In one of its concept implementations, ICO partnered with Delphi for the antenna using the DVB-SH standard, display and other hardware. Delphi's dual-view screen plus Mobile DTV capability for receiving local broadcast content allows only the front seat passenger to view entertainment while the driver observes drive-related navigation, communication and command functions. Satellite-accessed content includes premium television, automotive assistance, connected navigation and local content such as news, weather, sports and more.
HUGHES Telematics has its own ideas for connecting car customers. These range from products at the production intent status to some that are strictly at the cool concept stage. With a push-to-talk button, a driver can initiate conversational voice search instead of the context established, tree-based searches in current voice command systems. Using Sirius XM satellite radio, the vehicle accesses a range of audio-video content through an architecture designed to meet the Next Generation Telematics Protocol (NGTP) standard developed by the telematics' industry to improve the technology interface capability.
According to Tom Taylor, vice president of engineering development, HUGHES Telematics, the company wants to be an aggregator of vehicle content. They can demonstrate how greater connectivity can be obtained in a vehicle environment. At CES, HUGHES Telematics demonstrated how widgets, software components designed specifically for the vehicle, could provide connectivity and enhance the driving experience. With 10-MHz bandwidth, HUGHES Telematics' vehicle demo received four channels simultaneously showing the capability of a high bandwidth communication channel.
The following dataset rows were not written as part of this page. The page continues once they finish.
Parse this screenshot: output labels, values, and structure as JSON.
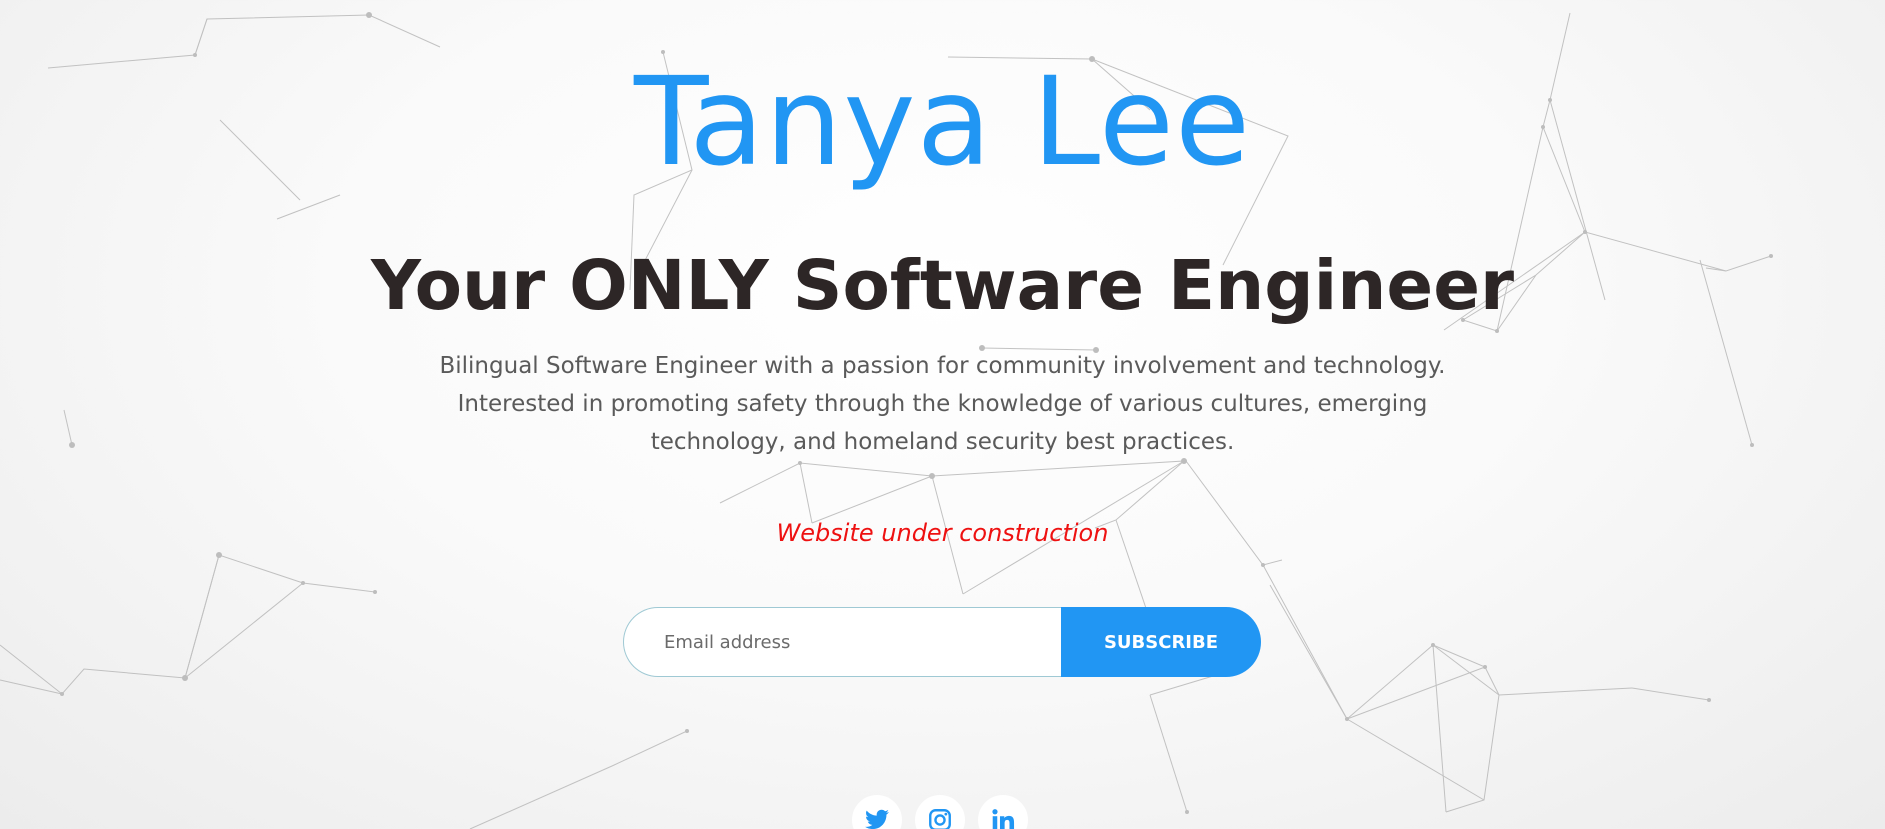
{
  "colors": {
    "accent": "#2196f3",
    "heading": "#2d2626",
    "body_text": "#5a5a5a",
    "notice": "#ee1111",
    "background": "#f5f5f5"
  },
  "hero": {
    "name": "Tanya Lee",
    "tagline": "Your ONLY Software Engineer",
    "bio": "Bilingual Software Engineer with a passion for community involvement and technology. Interested in promoting safety through the knowledge of various cultures, emerging technology, and homeland security best practices.",
    "notice": "Website under construction"
  },
  "subscribe": {
    "email_placeholder": "Email address",
    "email_value": "",
    "button_label": "SUBSCRIBE"
  },
  "social": [
    {
      "icon": "twitter-icon"
    },
    {
      "icon": "instagram-icon"
    },
    {
      "icon": "linkedin-icon"
    }
  ]
}
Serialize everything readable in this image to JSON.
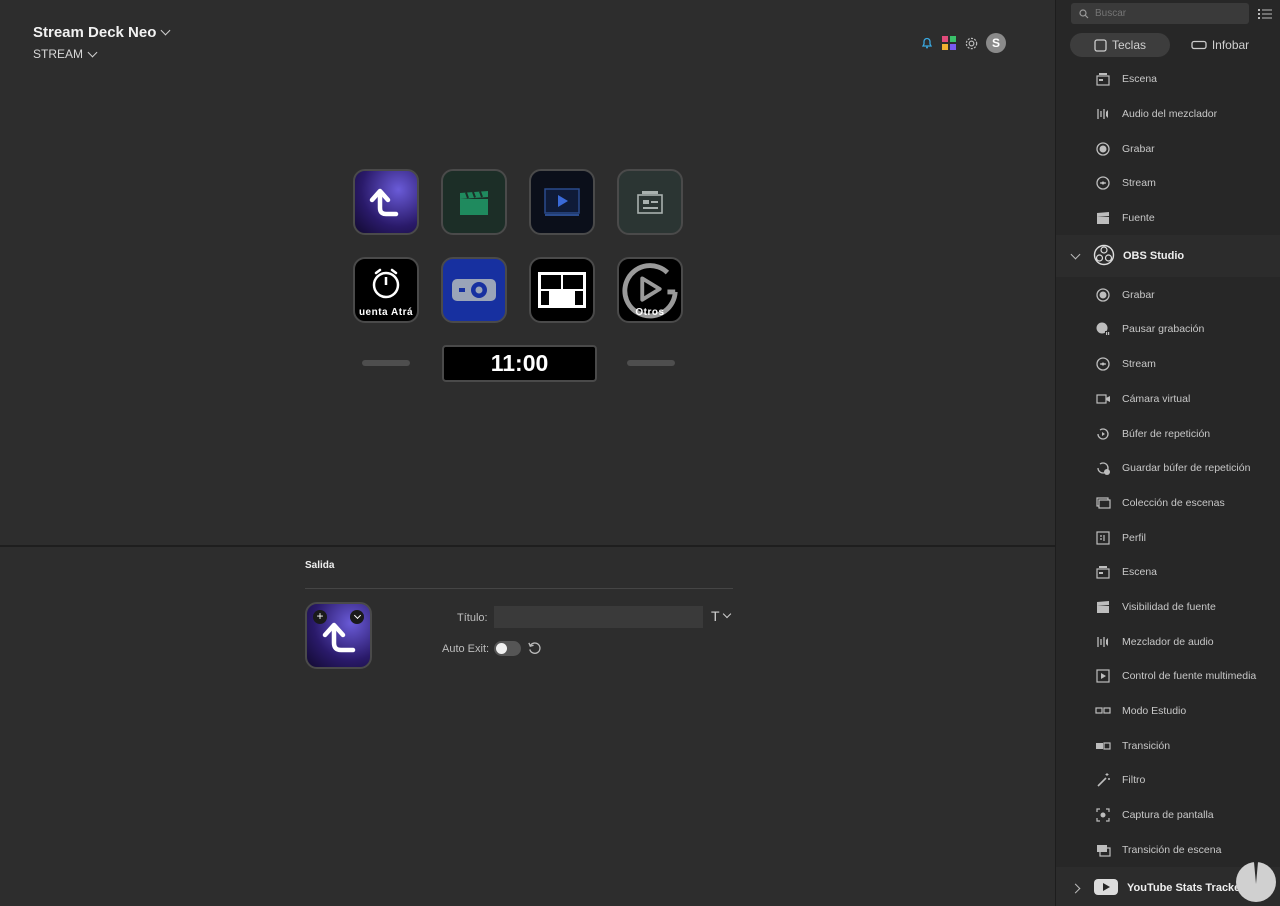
{
  "header": {
    "device_name": "Stream Deck Neo",
    "profile": "STREAM",
    "avatar_letter": "S"
  },
  "keys": {
    "k6_label": "uenta Atrá",
    "k8_label": "Otros"
  },
  "clock": {
    "time": "11:00"
  },
  "inspector": {
    "section_title": "Salida",
    "title_label": "Título:",
    "title_value": "",
    "text_format_glyph": "T",
    "auto_exit_label": "Auto Exit:",
    "auto_exit_on": false
  },
  "sidebar": {
    "search_placeholder": "Buscar",
    "tab_keys": "Teclas",
    "tab_infobar": "Infobar",
    "items_top": [
      {
        "label": "Escena",
        "icon": "scene-icon"
      },
      {
        "label": "Audio del mezclador",
        "icon": "mixer-audio-icon"
      },
      {
        "label": "Grabar",
        "icon": "record-icon"
      },
      {
        "label": "Stream",
        "icon": "stream-icon"
      },
      {
        "label": "Fuente",
        "icon": "source-icon"
      }
    ],
    "group_obs": "OBS Studio",
    "items_obs": [
      {
        "label": "Grabar",
        "icon": "record-icon"
      },
      {
        "label": "Pausar grabación",
        "icon": "pause-record-icon"
      },
      {
        "label": "Stream",
        "icon": "stream-icon"
      },
      {
        "label": "Cámara virtual",
        "icon": "virtual-camera-icon"
      },
      {
        "label": "Búfer de repetición",
        "icon": "replay-buffer-icon"
      },
      {
        "label": "Guardar búfer de repetición",
        "icon": "save-replay-icon"
      },
      {
        "label": "Colección de escenas",
        "icon": "scene-collection-icon"
      },
      {
        "label": "Perfil",
        "icon": "profile-icon"
      },
      {
        "label": "Escena",
        "icon": "scene-icon"
      },
      {
        "label": "Visibilidad de fuente",
        "icon": "source-visibility-icon"
      },
      {
        "label": "Mezclador de audio",
        "icon": "audio-mixer-icon"
      },
      {
        "label": "Control de fuente multimedia",
        "icon": "media-source-icon"
      },
      {
        "label": "Modo Estudio",
        "icon": "studio-mode-icon"
      },
      {
        "label": "Transición",
        "icon": "transition-icon"
      },
      {
        "label": "Filtro",
        "icon": "filter-icon"
      },
      {
        "label": "Captura de pantalla",
        "icon": "screenshot-icon"
      },
      {
        "label": "Transición de escena",
        "icon": "scene-transition-icon"
      }
    ],
    "group_youtube": "YouTube Stats Tracker"
  },
  "colors": {
    "background": "#2d2d2d",
    "sidebar": "#272727",
    "key_purple": "#3b2a8f",
    "key_blue": "#1a3aa0",
    "clapper_green": "#1f8a5e"
  }
}
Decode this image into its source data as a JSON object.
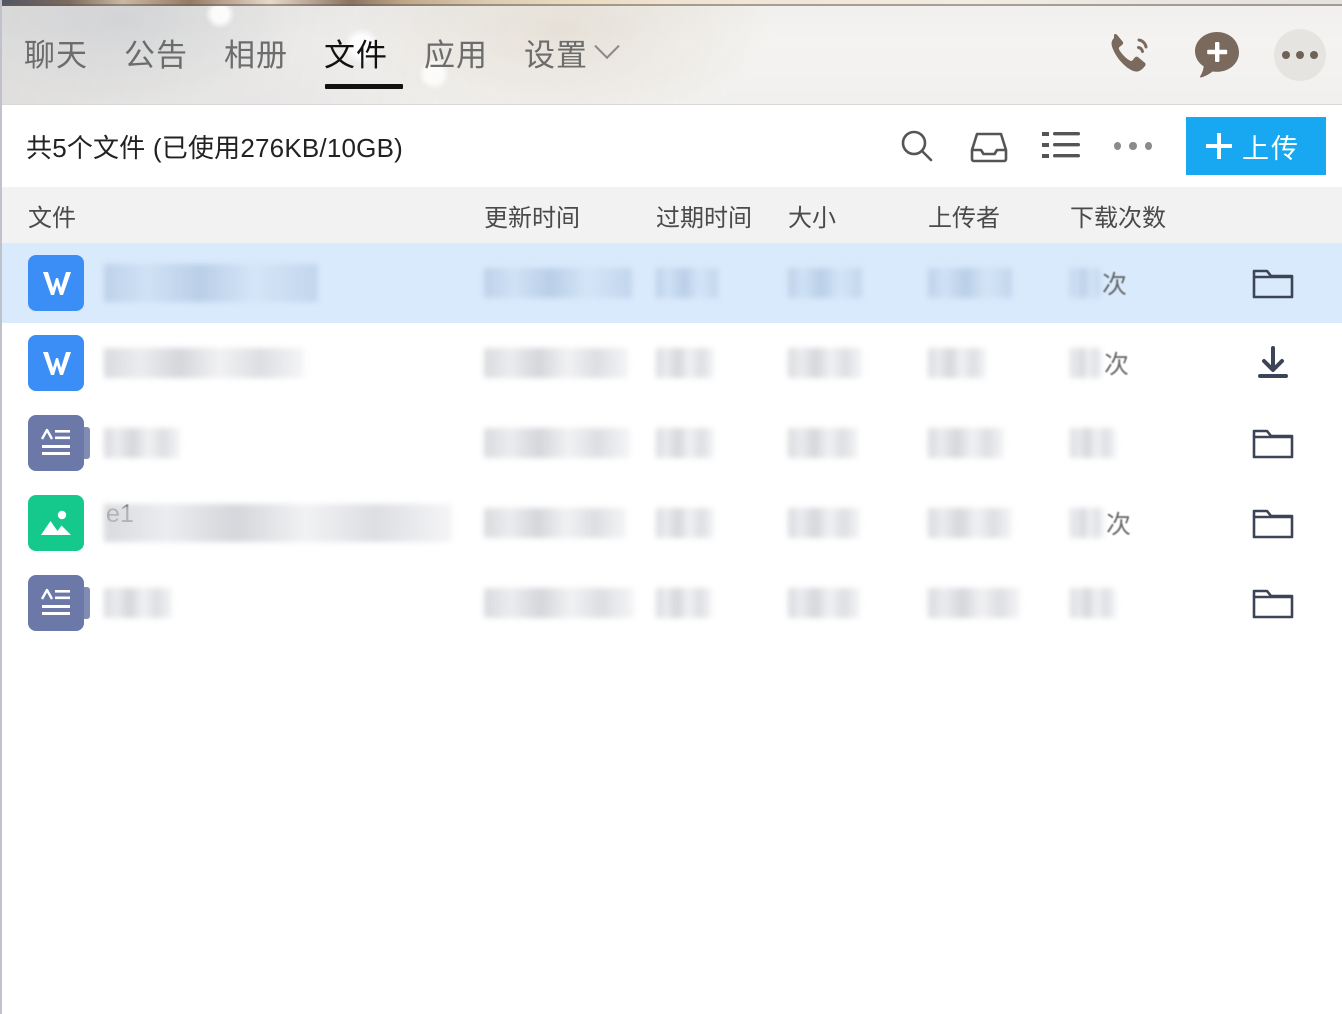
{
  "header": {
    "tabs": [
      {
        "label": "聊天",
        "active": false
      },
      {
        "label": "公告",
        "active": false
      },
      {
        "label": "相册",
        "active": false
      },
      {
        "label": "文件",
        "active": true
      },
      {
        "label": "应用",
        "active": false
      },
      {
        "label": "设置",
        "active": false,
        "chevron": true
      }
    ],
    "actions": [
      {
        "name": "phone-call-icon",
        "label": "通话"
      },
      {
        "name": "new-chat-icon",
        "label": "发起聊天"
      },
      {
        "name": "more-options-icon",
        "label": "更多"
      }
    ]
  },
  "toolbar": {
    "file_count_text": "共5个文件 (已使用276KB/10GB)",
    "total_files": 5,
    "used_storage": "276KB",
    "total_storage": "10GB",
    "search_label": "搜索",
    "inbox_label": "收件箱",
    "list_view_label": "列表视图",
    "more_label": "更多",
    "upload_label": "上传"
  },
  "table": {
    "columns": [
      {
        "key": "file",
        "label": "文件"
      },
      {
        "key": "updated",
        "label": "更新时间"
      },
      {
        "key": "expire",
        "label": "过期时间"
      },
      {
        "key": "size",
        "label": "大小"
      },
      {
        "key": "uploader",
        "label": "上传者"
      },
      {
        "key": "count",
        "label": "下载次数"
      }
    ],
    "rows": [
      {
        "icon": "wps-word-icon",
        "icon_type": "wps",
        "name": "",
        "updated": "",
        "expire": "",
        "size": "",
        "uploader": "",
        "count": "",
        "count_unit": "次",
        "action": "folder-icon",
        "selected": true
      },
      {
        "icon": "wps-word-icon",
        "icon_type": "wps",
        "name": "",
        "updated": "",
        "expire": "",
        "size": "",
        "uploader": "",
        "count": "",
        "count_unit": "次",
        "action": "download-icon",
        "selected": false
      },
      {
        "icon": "document-icon",
        "icon_type": "doc",
        "name": "",
        "updated": "",
        "expire": "",
        "size": "",
        "uploader": "",
        "count": "",
        "count_unit": "",
        "action": "folder-icon",
        "selected": false
      },
      {
        "icon": "image-file-icon",
        "icon_type": "img",
        "name": "e1",
        "updated": "",
        "expire": "",
        "size": "",
        "uploader": "",
        "count": "",
        "count_unit": "次",
        "action": "folder-icon",
        "selected": false
      },
      {
        "icon": "document-icon",
        "icon_type": "doc",
        "name": "",
        "updated": "",
        "expire": "",
        "size": "",
        "uploader": "",
        "count": "",
        "count_unit": "",
        "action": "folder-icon",
        "selected": false
      }
    ]
  },
  "colors": {
    "accent_blue": "#18a8f2",
    "selected_row": "#d9eafc",
    "wps_icon": "#3a8ef6",
    "doc_icon": "#6b78a8",
    "image_icon": "#15c98c",
    "header_bg": "#f1f0ee",
    "thead_bg": "#f2f2f2"
  }
}
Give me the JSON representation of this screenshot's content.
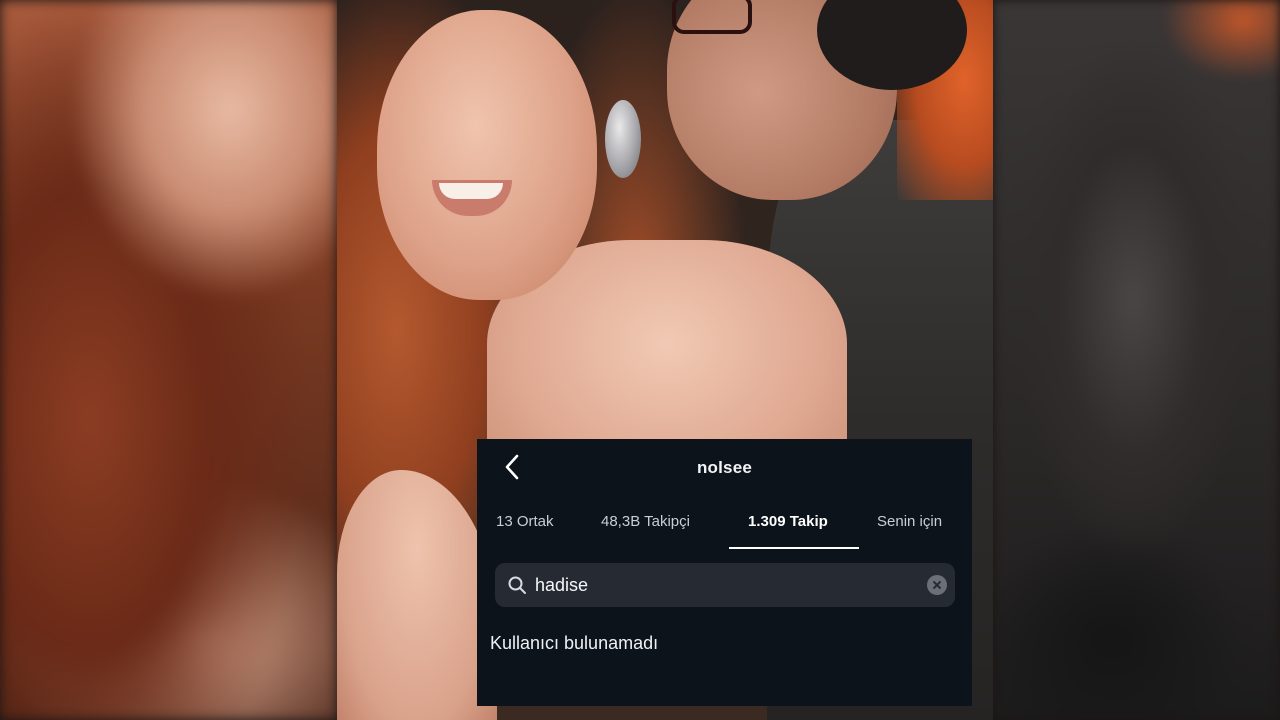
{
  "profile": {
    "username": "nolsee"
  },
  "tabs": [
    {
      "label": "13 Ortak",
      "active": false
    },
    {
      "label": "48,3B Takipçi",
      "active": false
    },
    {
      "label": "1.309 Takip",
      "active": true
    },
    {
      "label": "Senin için",
      "active": false
    }
  ],
  "search": {
    "value": "hadise",
    "icon": "search-icon",
    "clear_icon": "clear-icon"
  },
  "results": {
    "empty_message": "Kullanıcı bulunamadı"
  },
  "icons": {
    "back": "back-arrow-icon"
  },
  "colors": {
    "panel_bg": "#0d131b",
    "search_bg": "#262b33",
    "active_tab": "#ffffff",
    "inactive_tab": "#c9ced4"
  }
}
A Virtual Accessories' feature in HUGHES Telematics' Telematics Control Unit (TCU) allows the on-demand activation of services already integrated into the TCU such as navigation, satellite radio and Bluetooth.
Other Unique Capabilities
NXP engineers put some of the company's technologies to work in a few concepts that may get carmakers' and customers' attention. One of the ideas is a key with added functionality. "The idea is you can make credit card payments with the car key itself," says Gino Knubben, an engineer at NXP. NXP engineers modified an existing BMW key to include RFID hardware to allow the key to become a smart card-like product. The key's added functionality can be used inside or outside the vehicle. For example, simply putting the car key and items the user wants to buy on a reader is all it takes to make a secure transaction. Purchasing gasoline is an obvious point where this capability could be used, as well. In another concept, a driver could find the location of a misplaced car by sending the car navigation system information to the key. The GPS coordinates are automatically transferred to the key when the driver leaves the car. "All you have to do is put two devices together and then the information will be transmitted," says Knubben. Using RFID connectivity between the car key and a modified mobile phone, the driver can even verify if the doors were locked, find out how much gas is left, the estimated driving range and whether the lights are on or off.
Very Limited Edition
Of course, in extremely limited editions and for a lot more money, car companies will provide just about anything. The new presidential limousine, officially called Cadillac One, but rapidly acquiring the nickname of the Obamamobile, probably includes some very sophisticated electronics especially in the infotainment area. While government restrictions prevent Cadillac from revealing those features, one exception is the high-tech LED spotlights that illuminate the flags at night. Since the traditional incandescent lamps have been replaced with the latest, more fuel-efficient lighting, we can only guess at the other goodies that are inside.